Bacteria understands that being united they stand, divided they misunderstand. We accumulate major portion of bacterial quorum sensing mechanism (experimentally, theoretically) and quorum sensing regulated behaviors such as extracellular polymeric substances and biofilm development, swarming, virulence together with recently discovered potassium ion-channel mediated communication system. In case of bacterial electrical communication, we still don’t know what are the exact informations bacteria can process through this mechanism. Stochastic fluctuation (noise) can also play a very significant role in biochemical conversation. This ongoing research on bacterial collective behavior is highly significant for our every day life as we are surrounded by bacterial world. Even, the numbers of bacterial cells are ten times more than human cells in our body. Thus different kind of bacterial infections are quite common and can be life threatening. (National Institutes of Health 2007) stated

"Biofilms are clinically important, accounting for over 80 percent of microbial infections in the body. Examples include: infections of oral soft tissues, teeth and dental implants; middle ear; gastrointestinal tract; urogenital tract; airway/lung tissue; eye; urinary tract prostheses; peritoneal membrane and peritoneal dialysis catheters, in-dwelling catheters for hemodialysis and for chronic administration of chemotherapeutic agents (Hickman catheters); cardiac implants such as pacemakers, prosthetic heart valves, ventricular assist devices, and synthetic vascular grafts and stents; prostheses, internal fixation devices, percutaneous sutures; and tracheal and ventilator tubing.”

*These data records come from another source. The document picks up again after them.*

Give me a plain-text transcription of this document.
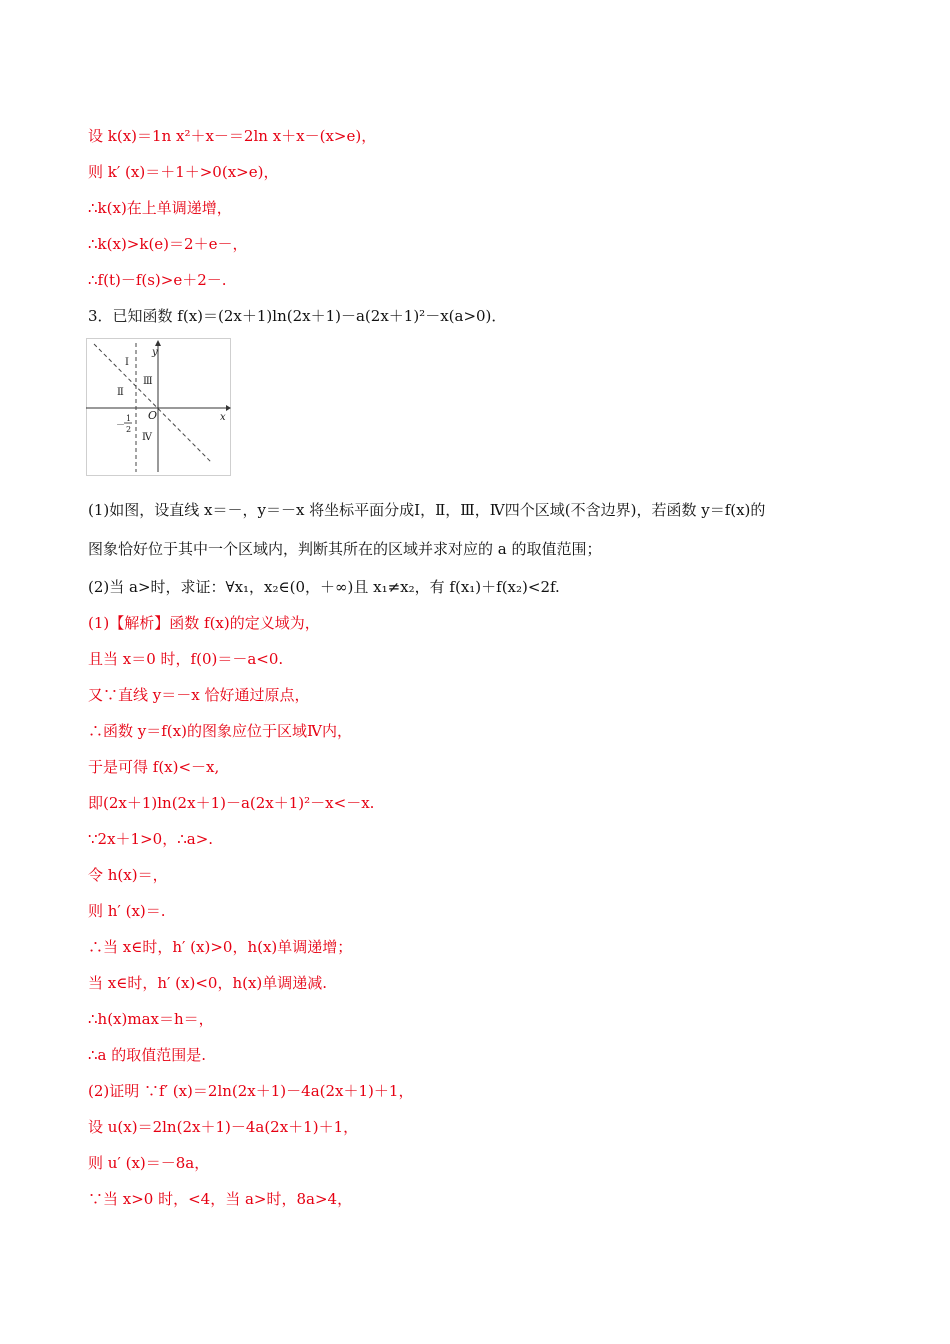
设 k(x)＝1n x²＋x－＝2ln x＋x－(x>e)，
则 k′ (x)＝＋1＋>0(x>e)，
∴k(x)在上单调递增，
∴k(x)>k(e)＝2＋e－，
∴f(t)－f(s)>e＋2－.
3．已知函数 f(x)＝(2x＋1)ln(2x＋1)－a(2x＋1)²－x(a>0)．
y
x
O
Ⅰ
Ⅱ
Ⅲ
Ⅳ
－
1
2
(1)如图，设直线 x＝－，y＝－x 将坐标平面分成Ⅰ，Ⅱ，Ⅲ，Ⅳ四个区域(不含边界)，若函数 y＝f(x)的
图象恰好位于其中一个区域内，判断其所在的区域并求对应的 a 的取值范围；
(2)当 a>时，求证：∀x₁，x₂∈(0，＋∞)且 x₁≠x₂，有 f(x₁)＋f(x₂)<2f.
(1)【解析】函数 f(x)的定义域为，
且当 x＝0 时，f(0)＝－a<0.
又∵直线 y＝－x 恰好通过原点，
∴函数 y＝f(x)的图象应位于区域Ⅳ内，
于是可得 f(x)<－x,
即(2x＋1)ln(2x＋1)－a(2x＋1)²－x<－x.
∵2x＋1>0，∴a>.
令 h(x)＝，
则 h′ (x)＝.
∴当 x∈时，h′ (x)>0，h(x)单调递增；
当 x∈时，h′ (x)<0，h(x)单调递减.
∴h(x)max＝h＝，
∴a 的取值范围是.
(2)证明 ∵f′ (x)＝2ln(2x＋1)－4a(2x＋1)＋1，
设 u(x)＝2ln(2x＋1)－4a(2x＋1)＋1，
则 u′ (x)＝－8a，
∵当 x>0 时，<4，当 a>时，8a>4，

We also demonstrate some key facts of fungal quorum sensing system, which has a major role in agricultural research and food science and technology. Synthetic bacterial communication can reveal different unseen phenomenon in biochemical communication, which is applicable in biotechnology, biocomputing and medical sciences. Bacterial nanowires, ion-channels and quantum approach (including quantum information) of this conversation game are till now has been explored. Researchers can design their experiments based on the proposed quantum phenomena. We extend the subject matter with a new perspective of quantum synthetic system and aim towards the cellular quantum Turing test, which can be one of the major challenges for future research in this context and hopefully will be able to disclose unfinished symphony of microbial communication.